Od rana pomagałam z Młodą przy krojeniu warzyw na sałatki, potem połowę meczu robiłam za barmankę. Miałam tam być do końca imprezy bo taki był plan, potrzeby i chęci, ale się poddałam po pierwszej połowie meczu i poszłam do domu leżeć. Wydawało mi się, że po ostatnich zabiegach u kinezyterapeuty mój kręgosłup ma sie dobrze. Jednak okazuje się, że moge pracować, mogę łazić, ale nie mogę stać długo w jednym miejscu. Do tego wczoraj rano obudziłam się z bólem w okolicach łopatki i łeb mi się nie kręci na karku jak powinien. Cosić się zablokowało. Może mnie przewiało jak w piątek jechałam w tę piekielną wichurę, a może zwyczajnie to od kręgosłupa. A może zwyczajnie się starzeję po prostu. Nic to, nie ważne - dziś jest tak samo. Zmęczenie oczywiście też ciągle sobie nie poszło... Rano wydawało się że jakby lepiej, ale to rano... Potem wziełam tabletkę przeciwbólową, a jeszcze bardziej potem poszliśmy do sąsiada na wino i wędzone ryby. Taka coroczna impreza. Wypiłam 3 kieliszki z 10 rodzajów, jakie były do spróbowania i stwierdziłam, że więcej nie wysiedzę, bo mi w każdej pozycji niewygodnie... Tak nie ma co z tą reką zrobić... 

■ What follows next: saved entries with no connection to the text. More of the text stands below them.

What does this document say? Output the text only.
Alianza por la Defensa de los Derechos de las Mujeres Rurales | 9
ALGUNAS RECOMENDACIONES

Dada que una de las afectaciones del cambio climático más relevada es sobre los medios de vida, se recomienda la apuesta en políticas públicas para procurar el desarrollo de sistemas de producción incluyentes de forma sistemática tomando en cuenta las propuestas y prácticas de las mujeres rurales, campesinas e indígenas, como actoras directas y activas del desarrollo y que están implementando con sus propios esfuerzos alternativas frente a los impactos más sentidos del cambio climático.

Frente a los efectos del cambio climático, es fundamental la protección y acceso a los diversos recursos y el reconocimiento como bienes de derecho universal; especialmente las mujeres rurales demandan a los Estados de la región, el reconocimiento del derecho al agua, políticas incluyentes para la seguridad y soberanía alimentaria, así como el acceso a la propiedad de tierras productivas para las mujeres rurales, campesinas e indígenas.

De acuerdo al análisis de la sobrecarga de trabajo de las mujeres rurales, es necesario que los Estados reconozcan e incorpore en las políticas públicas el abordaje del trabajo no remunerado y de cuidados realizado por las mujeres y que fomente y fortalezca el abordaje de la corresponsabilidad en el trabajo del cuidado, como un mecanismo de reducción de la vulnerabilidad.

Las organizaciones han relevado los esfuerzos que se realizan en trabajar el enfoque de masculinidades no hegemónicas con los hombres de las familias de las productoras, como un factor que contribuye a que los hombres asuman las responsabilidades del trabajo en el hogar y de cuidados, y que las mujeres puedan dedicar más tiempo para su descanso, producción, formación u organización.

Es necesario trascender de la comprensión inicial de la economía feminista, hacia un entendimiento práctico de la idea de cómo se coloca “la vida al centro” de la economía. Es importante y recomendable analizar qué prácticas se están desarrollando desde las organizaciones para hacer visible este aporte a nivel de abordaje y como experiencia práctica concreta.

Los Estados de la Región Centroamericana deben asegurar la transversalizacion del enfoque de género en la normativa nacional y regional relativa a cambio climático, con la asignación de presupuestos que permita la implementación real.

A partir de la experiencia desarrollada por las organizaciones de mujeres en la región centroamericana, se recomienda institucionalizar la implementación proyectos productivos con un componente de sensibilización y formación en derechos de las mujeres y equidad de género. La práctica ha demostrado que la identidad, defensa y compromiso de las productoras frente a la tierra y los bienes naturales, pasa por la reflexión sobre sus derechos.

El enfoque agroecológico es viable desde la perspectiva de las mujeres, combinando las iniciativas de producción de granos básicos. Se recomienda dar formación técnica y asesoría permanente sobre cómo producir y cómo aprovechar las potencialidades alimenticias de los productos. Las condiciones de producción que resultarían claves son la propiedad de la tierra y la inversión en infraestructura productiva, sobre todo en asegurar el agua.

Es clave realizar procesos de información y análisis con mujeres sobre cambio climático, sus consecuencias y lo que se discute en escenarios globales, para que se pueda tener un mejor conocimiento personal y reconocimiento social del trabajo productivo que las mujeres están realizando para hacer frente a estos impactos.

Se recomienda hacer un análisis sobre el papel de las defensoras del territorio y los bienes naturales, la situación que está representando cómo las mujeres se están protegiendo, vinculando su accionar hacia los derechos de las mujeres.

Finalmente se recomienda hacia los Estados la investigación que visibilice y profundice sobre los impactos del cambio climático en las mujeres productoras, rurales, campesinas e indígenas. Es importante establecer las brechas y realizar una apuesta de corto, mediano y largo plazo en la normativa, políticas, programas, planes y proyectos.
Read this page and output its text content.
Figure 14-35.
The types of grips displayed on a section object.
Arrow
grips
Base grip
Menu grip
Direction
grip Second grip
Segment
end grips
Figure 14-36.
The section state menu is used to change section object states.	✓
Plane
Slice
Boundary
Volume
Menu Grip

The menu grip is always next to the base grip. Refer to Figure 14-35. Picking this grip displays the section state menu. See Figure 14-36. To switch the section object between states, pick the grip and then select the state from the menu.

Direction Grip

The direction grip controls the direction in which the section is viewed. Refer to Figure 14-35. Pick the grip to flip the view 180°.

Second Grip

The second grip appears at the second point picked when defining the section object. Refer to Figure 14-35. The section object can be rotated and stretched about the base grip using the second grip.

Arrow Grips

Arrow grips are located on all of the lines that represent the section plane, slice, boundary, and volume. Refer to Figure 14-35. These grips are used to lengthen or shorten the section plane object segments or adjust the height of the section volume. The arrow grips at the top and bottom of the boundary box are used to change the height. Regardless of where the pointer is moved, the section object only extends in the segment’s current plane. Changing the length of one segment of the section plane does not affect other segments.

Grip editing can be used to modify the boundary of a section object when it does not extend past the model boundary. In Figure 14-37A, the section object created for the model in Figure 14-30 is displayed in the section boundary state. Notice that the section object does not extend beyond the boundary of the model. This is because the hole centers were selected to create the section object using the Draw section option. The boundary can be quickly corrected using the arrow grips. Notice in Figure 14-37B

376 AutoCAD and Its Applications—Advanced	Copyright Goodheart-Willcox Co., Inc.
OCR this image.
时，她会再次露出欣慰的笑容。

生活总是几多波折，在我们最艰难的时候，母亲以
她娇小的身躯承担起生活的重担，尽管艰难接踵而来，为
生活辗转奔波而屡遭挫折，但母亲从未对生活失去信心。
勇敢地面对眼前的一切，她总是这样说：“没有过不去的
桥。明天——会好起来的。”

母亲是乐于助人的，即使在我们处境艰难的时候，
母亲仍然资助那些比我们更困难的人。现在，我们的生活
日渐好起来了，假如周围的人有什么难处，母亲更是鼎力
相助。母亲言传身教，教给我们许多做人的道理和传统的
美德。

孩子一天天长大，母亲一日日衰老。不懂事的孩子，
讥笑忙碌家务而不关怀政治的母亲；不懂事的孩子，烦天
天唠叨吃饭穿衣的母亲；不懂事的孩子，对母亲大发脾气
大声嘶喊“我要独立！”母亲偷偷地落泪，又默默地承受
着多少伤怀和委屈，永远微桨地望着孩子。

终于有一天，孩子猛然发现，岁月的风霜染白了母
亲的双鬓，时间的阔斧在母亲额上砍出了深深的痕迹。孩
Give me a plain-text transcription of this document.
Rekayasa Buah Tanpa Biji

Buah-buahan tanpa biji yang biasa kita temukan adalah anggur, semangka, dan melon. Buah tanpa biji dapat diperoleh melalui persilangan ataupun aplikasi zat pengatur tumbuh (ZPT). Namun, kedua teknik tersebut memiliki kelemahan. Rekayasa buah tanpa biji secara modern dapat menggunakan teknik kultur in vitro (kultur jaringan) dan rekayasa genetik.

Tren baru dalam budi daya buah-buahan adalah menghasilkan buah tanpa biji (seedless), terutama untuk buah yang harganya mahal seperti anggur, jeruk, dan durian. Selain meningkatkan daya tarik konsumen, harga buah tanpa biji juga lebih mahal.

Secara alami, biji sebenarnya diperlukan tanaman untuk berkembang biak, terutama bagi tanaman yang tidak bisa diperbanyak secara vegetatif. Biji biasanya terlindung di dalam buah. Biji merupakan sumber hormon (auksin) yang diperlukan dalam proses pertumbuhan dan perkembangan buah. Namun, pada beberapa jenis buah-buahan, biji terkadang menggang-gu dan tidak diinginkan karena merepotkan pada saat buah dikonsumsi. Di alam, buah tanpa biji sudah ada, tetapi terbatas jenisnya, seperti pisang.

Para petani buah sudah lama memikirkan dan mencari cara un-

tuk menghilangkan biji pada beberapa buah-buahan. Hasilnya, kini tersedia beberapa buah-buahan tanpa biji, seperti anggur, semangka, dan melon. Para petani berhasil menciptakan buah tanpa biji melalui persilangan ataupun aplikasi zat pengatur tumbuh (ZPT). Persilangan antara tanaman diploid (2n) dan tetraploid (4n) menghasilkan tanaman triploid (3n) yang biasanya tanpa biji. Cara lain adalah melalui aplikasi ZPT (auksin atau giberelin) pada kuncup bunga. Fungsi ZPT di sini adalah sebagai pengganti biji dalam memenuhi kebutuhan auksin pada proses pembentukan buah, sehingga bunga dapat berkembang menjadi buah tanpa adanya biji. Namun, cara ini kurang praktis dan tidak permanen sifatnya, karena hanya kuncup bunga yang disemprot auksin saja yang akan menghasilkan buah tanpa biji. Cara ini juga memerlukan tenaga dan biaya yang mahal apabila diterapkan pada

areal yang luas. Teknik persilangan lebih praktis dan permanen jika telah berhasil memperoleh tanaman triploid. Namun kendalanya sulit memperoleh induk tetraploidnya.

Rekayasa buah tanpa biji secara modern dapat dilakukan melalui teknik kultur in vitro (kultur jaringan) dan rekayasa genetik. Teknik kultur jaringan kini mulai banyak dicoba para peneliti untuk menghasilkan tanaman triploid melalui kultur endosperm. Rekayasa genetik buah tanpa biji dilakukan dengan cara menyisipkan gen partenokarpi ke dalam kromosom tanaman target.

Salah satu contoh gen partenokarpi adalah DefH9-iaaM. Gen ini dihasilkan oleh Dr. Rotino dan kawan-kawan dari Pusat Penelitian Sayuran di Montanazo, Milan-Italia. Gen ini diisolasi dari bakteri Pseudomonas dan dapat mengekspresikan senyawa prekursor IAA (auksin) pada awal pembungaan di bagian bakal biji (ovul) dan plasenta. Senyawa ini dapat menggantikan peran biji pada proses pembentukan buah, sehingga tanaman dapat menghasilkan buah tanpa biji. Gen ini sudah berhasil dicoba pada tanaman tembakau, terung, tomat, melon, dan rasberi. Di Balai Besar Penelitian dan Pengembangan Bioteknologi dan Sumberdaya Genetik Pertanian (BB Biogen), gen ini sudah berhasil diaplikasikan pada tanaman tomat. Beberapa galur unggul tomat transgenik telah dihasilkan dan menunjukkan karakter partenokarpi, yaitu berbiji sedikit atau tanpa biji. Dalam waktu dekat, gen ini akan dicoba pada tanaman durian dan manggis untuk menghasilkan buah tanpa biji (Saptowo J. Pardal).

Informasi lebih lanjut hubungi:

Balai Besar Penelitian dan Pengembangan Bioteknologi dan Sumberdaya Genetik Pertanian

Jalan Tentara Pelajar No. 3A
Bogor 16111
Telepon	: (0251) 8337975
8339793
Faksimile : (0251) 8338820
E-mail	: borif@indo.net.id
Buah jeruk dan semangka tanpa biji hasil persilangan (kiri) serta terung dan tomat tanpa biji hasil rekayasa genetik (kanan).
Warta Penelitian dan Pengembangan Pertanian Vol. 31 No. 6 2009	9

Jak mnie wkurzają takie sytuacje. Jak tylko coś fajnego się dzieje, jest ładna pogoda, człowiek ma okazję gdzieś wyjsć, coś porobić to zaraz musi się coś wysrać... Dobrze, że mam ten hamak w werandzie, choć tyle przyjemności można zażyć spokojnie. Leżeć na razie mogę. Przynajmniej w hamaku, bo poduszka na łóżku już mi wczoraj przeszkadzała, ale i tak piorunem zasnęłam zaraz po 20tej i obudziłam sie o siódmej. 

A teraz pora znowu iść spać, bo po całodziennym nicnierobieniu człowiek taki zmechacony że ohoho.

Mam nadzieję, że do jutra mi wylezie ten diaboł z pleców, bo jeszcze by trza trochę popracować do urlopu. Już tylko miesiąc i moje wakacje.